Well it’s nearly Christmas- a time for, above many other things, spending time with your nearest and dearest. Even those who don’t live in the same area as their family, or don’t even like any of their family members, will find a special groups of friends- or one special person at least- to spend this festive holiday with. Even if the usual suspects are all busy, there would be somebody out there who would be willing to lay an extra place at their Christmas table for you… right? If, like me, your mother leaves 20 voicemails on your phone when you don’t answer after three rings, the following story may be hard to believe.
Joyce Vincent was found dead in a lonely bedsit in Wood Green- surrounded by ungiven Christmas presents. Her dead body lay undiscovered for three years. Yep, three years. She wasn’t a junkie or a prostitute, she had friends and a job- yet her corpse was found by a bailiff. The question remains in the minds of every single individual that has had the fortune of seeing this film- how on Earth did this happen?
Director Carol Morley explores the story with a mixture of ‘reconstructed imaginings’ (she doesn’t like the word ‘reconstructions’- long story but bang on the money) and talking head interviews by those that knew her. It was through talking to these people that Morley gathered and put together the story and formed an idea of who Joyce was before she died.

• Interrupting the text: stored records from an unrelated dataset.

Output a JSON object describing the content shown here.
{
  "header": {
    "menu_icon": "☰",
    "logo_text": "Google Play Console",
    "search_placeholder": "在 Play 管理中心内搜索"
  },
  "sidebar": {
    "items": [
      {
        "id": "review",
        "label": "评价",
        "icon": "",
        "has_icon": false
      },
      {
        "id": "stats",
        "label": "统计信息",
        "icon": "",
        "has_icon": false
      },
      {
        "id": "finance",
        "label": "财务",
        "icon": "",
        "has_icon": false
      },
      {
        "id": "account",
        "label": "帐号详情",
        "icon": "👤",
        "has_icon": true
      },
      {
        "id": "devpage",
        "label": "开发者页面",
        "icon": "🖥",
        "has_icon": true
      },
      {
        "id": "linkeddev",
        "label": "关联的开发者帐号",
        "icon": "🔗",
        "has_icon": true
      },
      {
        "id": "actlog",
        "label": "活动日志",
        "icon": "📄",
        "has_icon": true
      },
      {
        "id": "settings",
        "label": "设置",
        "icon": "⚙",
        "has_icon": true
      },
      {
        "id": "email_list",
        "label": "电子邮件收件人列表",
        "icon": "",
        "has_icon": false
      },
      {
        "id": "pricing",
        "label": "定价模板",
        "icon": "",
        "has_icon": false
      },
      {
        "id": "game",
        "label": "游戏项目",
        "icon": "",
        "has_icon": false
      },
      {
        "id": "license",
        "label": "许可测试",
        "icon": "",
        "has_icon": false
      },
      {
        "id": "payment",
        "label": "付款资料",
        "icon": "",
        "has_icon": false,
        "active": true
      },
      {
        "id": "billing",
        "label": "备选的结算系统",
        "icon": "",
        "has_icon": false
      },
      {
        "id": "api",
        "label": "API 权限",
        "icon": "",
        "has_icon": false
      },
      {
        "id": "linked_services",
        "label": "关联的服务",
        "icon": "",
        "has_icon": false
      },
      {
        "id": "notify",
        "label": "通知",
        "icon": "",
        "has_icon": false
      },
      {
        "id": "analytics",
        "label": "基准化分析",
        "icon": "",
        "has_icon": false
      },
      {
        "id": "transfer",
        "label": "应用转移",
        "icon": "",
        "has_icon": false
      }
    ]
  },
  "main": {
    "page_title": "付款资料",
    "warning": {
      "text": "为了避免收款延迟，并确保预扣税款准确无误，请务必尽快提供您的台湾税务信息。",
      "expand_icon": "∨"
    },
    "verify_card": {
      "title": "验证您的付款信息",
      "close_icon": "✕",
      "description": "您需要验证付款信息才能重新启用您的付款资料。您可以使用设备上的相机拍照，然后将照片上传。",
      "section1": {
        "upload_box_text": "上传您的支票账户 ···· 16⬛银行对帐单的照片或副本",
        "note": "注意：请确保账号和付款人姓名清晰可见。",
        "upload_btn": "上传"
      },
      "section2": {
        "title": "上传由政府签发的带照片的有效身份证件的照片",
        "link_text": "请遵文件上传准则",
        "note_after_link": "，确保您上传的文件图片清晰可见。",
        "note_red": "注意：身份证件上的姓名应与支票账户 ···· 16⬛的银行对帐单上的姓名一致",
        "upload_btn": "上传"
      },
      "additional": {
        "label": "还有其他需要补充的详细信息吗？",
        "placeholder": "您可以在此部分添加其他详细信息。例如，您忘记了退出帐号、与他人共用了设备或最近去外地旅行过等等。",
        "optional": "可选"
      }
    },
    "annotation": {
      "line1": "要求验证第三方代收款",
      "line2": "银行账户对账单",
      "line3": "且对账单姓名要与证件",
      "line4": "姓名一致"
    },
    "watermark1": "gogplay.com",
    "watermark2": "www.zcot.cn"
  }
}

The story is perhaps so very powerful and resonating because it taps in to the most basic human fear- the fear of being forgotten, or of not being loved. Yet the remarkable thing about the film, and perhaps the biggest reward that can come out of the viewing, was that the film creates more questions than it answers. There is no resolution- not one thing you hear from the mouth of anyone is something you can be totally certain of, and so Joyce becomes almost a fictional character- a figment of everyone else’s imagination. The film has been compared to Clio Barnard’s ‘The Arbor’, because the film is as much about people’s recollection of a person than it is about the person themself. Everyone, including the viewer, draws a conclusion about who she was and what brought about her death, though the real tragedy is of course that there is no resolution, no possible comfort of knowing what really happened.
The film has is also similar to Morley’s film earlier film ‘The Alcohol Years’, where Morley interviews people who knew her in a stage of her life where she was lost in a boozy haze, a period that she has very little recollection of. But the catharsis that Morely must’ve felt when having these gaps filled in is sadly something that can not be felt after viewing Dreams of a Life, simply because there are no answers.
There is so much that can be said about the film, and is sure to be the topic of many conversations for a long time to come, but if there is one thing that must be stressed it’s this- the film is absolutely outstanding. The subject is confronted with such a dignity- one that was missing from the original headline that caught Morley’s eye in The Sun newspaper; there’s no tacky conspiracy theories, no grizzly photo’s or details- just a very sad story about a rather sad girl- well, that’s my theory anyway- form your own and go and see it.